For demo purposes, we'll simulate the TVD-MI scores.

In [None]:
# Initialize TVD-MI scorer
scorer = TVDMIScorer(model_name='all-mpnet-base-v2')

# For demo: Simulate dense evaluation results
# In production, this would run actual chain.execute() calls

def simulate_dense_evaluation(chain, attacks):
    """Simulate dense evaluation for demonstration."""
    np.random.seed(42)
    num_attacks = len(attacks)
    num_agents = len(chain.agents)
    
    # Simulate TVD-MI matrix with realistic patterns
    matrix = np.random.beta(2, 5, (num_attacks, num_agents))
    
    # Add some structure based on topology
    if chain.topology == 'linear':
        # Increasing vulnerability along the chain
        for i in range(num_agents):
            matrix[:, i] *= (1 + i * 0.2)
    elif chain.topology == 'star':
        # Coordinator more vulnerable
        matrix[:, 0] *= 1.5
    elif chain.topology == 'hierarchical':
        # Senior reviewer most vulnerable
        if num_agents >= 3:
            matrix[:, 2] *= 1.3
    
    # Normalize to [0, 1]
    matrix = np.clip(matrix, 0, 1)
    
    return {
        'matrix': matrix,
        'attacks': [attack[0] for attack in attacks],
        'agents': chain.agent_roles,
        'chain_topology': chain.topology,
        'results': {(i, j): matrix[i, j] for i in range(num_attacks) for j in range(num_agents)},
        'critical_paths': [(0, 1), (1, 2)] if chain.topology == 'linear' else []
    }

# Run simulated dense evaluation for linear chain
dense_results_linear = simulate_dense_evaluation(linear_chain, all_attacks[:6])  # Use subset for speed
print(f"Dense evaluation complete for linear chain")
print(f"Matrix shape: {dense_results_linear['matrix'].shape}")
print(f"Mean TVD-MI: {np.mean(dense_results_linear['matrix']):.3f}")
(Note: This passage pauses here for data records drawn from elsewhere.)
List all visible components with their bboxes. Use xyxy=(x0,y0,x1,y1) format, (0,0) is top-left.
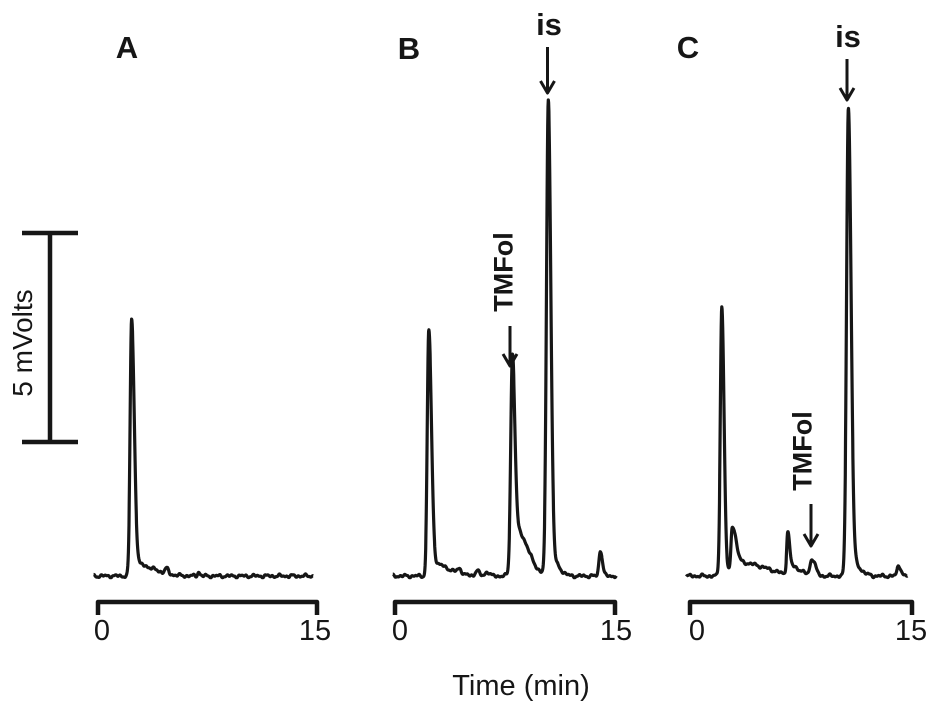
panel-letter-c: C xyxy=(676,30,700,65)
panel-letter-a: A xyxy=(115,30,139,65)
x-tick-max-a: 15 xyxy=(298,615,332,647)
trace-b xyxy=(391,98,618,580)
scale-bar xyxy=(22,230,78,445)
trace-c xyxy=(685,106,909,580)
x-tick-zero-c: 0 xyxy=(688,615,706,647)
x-tick-zero-b: 0 xyxy=(391,615,409,647)
is-arrow-c xyxy=(838,59,856,102)
x-tick-max-c: 15 xyxy=(894,615,928,647)
trace-a xyxy=(92,317,315,580)
panel-letter-b: B xyxy=(397,31,421,66)
is-annotation-c: is xyxy=(835,19,861,54)
is-annotation-b: is xyxy=(536,7,562,42)
tmfol-annotation-b: TMFol xyxy=(488,232,519,312)
x-tick-max-b: 15 xyxy=(599,615,633,647)
x-tick-zero-a: 0 xyxy=(93,615,111,647)
is-arrow-b xyxy=(539,47,556,95)
tmfol-arrow-b xyxy=(501,326,519,368)
tmfol-arrow-c xyxy=(802,504,820,548)
x-axis-title: Time (min) xyxy=(452,670,590,702)
scale-bar-label: 5 mVolts xyxy=(7,289,38,397)
x-axis-c xyxy=(687,599,915,615)
tmfol-annotation-c: TMFol xyxy=(787,411,818,491)
x-axis-b xyxy=(392,599,618,615)
x-axis-a xyxy=(95,599,320,615)
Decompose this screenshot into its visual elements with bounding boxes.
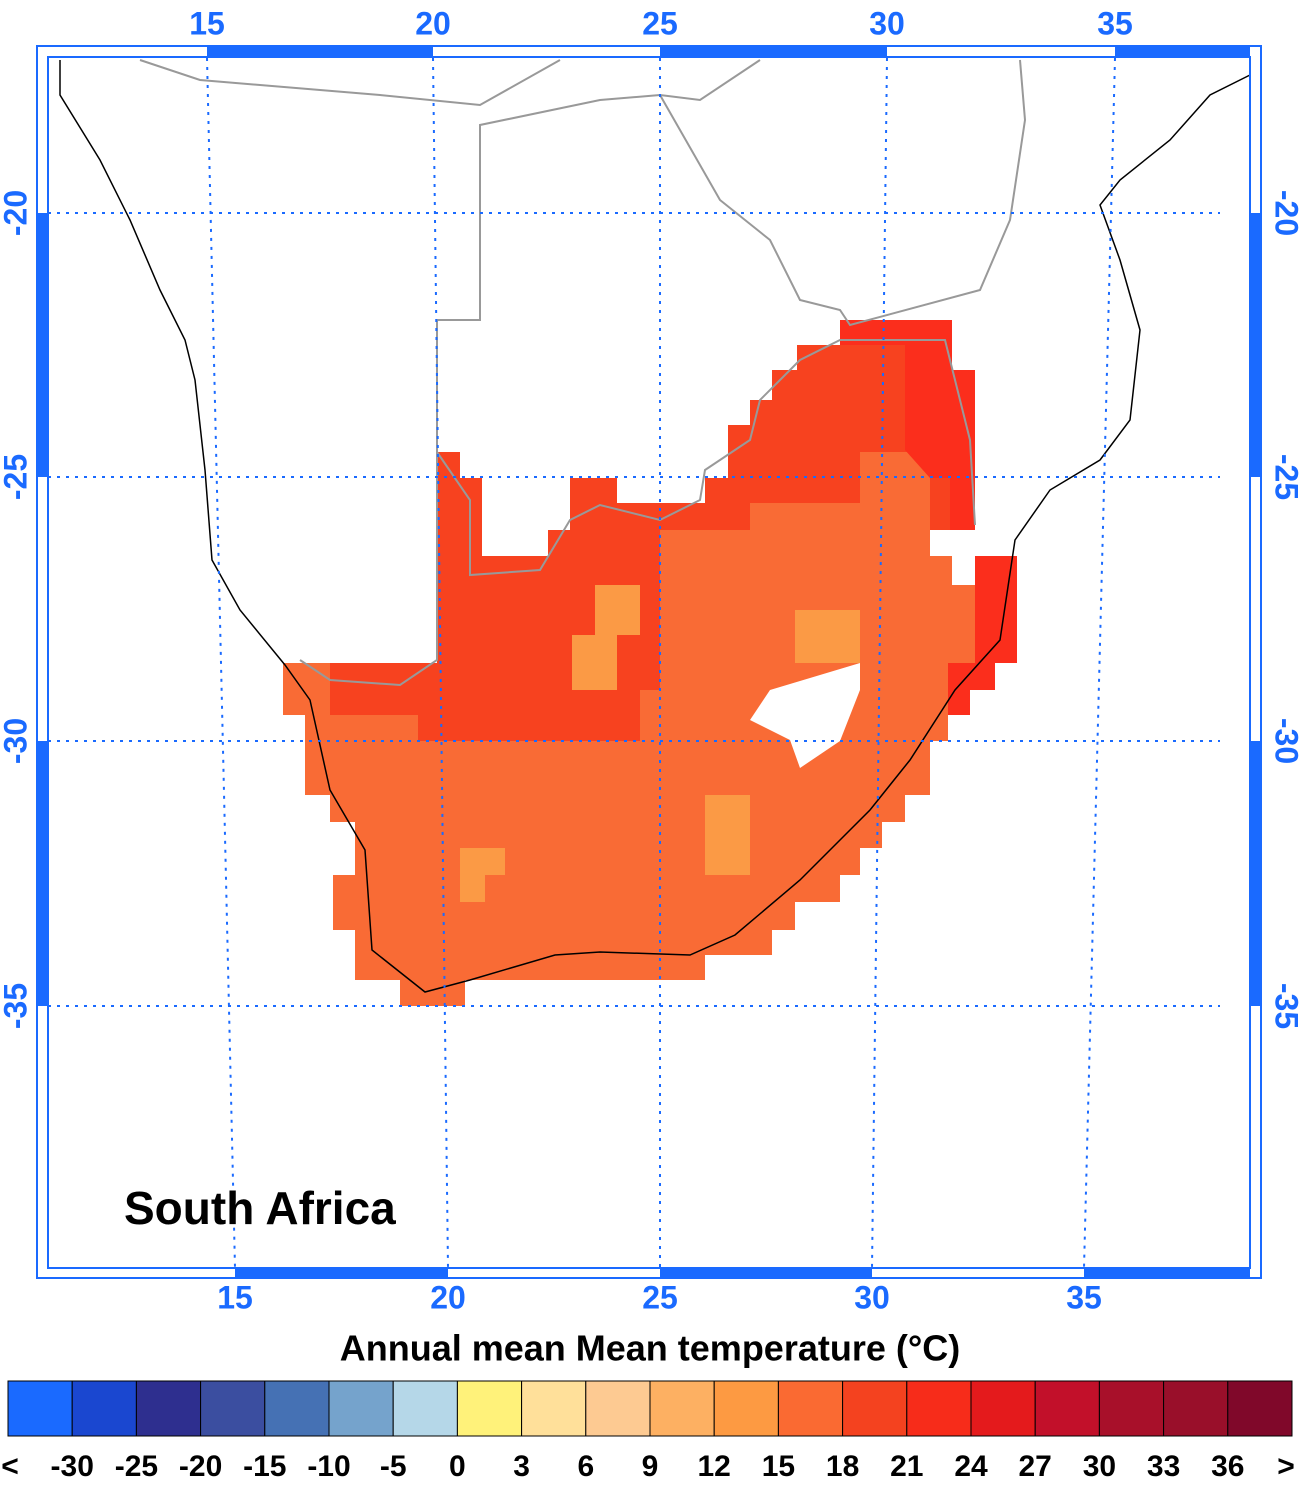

## 4. Attack Propagation Analysis

In [None]:
# Analyze attack propagation
propagation = PropagationAnalyzer(
    dense_results_linear['matrix'],
    chain_topology='linear'
)

# Compute propagation metrics
analysis = propagation.analyze_chain_weaknesses()

print("Propagation Analysis Summary:")
print(f"  Mean propagation depth: {analysis['summary']['mean_propagation_depth']:.2f}")
print(f"  Max propagation depth: {analysis['summary']['max_propagation_depth']}")
print(f"  Mean amplification: {analysis['summary']['mean_amplification']:.3f}")
print(f"  Critical edges found: {analysis['summary']['num_critical_edges']}")
print(f"  Most vulnerable position: Agent {analysis['summary']['most_vulnerable_position']}")

# Save analysis
os.makedirs('../experiments/dense_analysis', exist_ok=True)
propagation.save_analysis('../experiments/dense_analysis/linear_propagation.json')

## 5. Pattern Discovery

In [None]:
# Discover patterns for informed sampling
pattern_analyzer = PatternDiscovery(dense_results_linear)

# Get high-value tests
high_value_tests = pattern_analyzer.identify_high_value_tests(top_percent=0.3)
print(f"Identified {len(high_value_tests)} high-value test positions")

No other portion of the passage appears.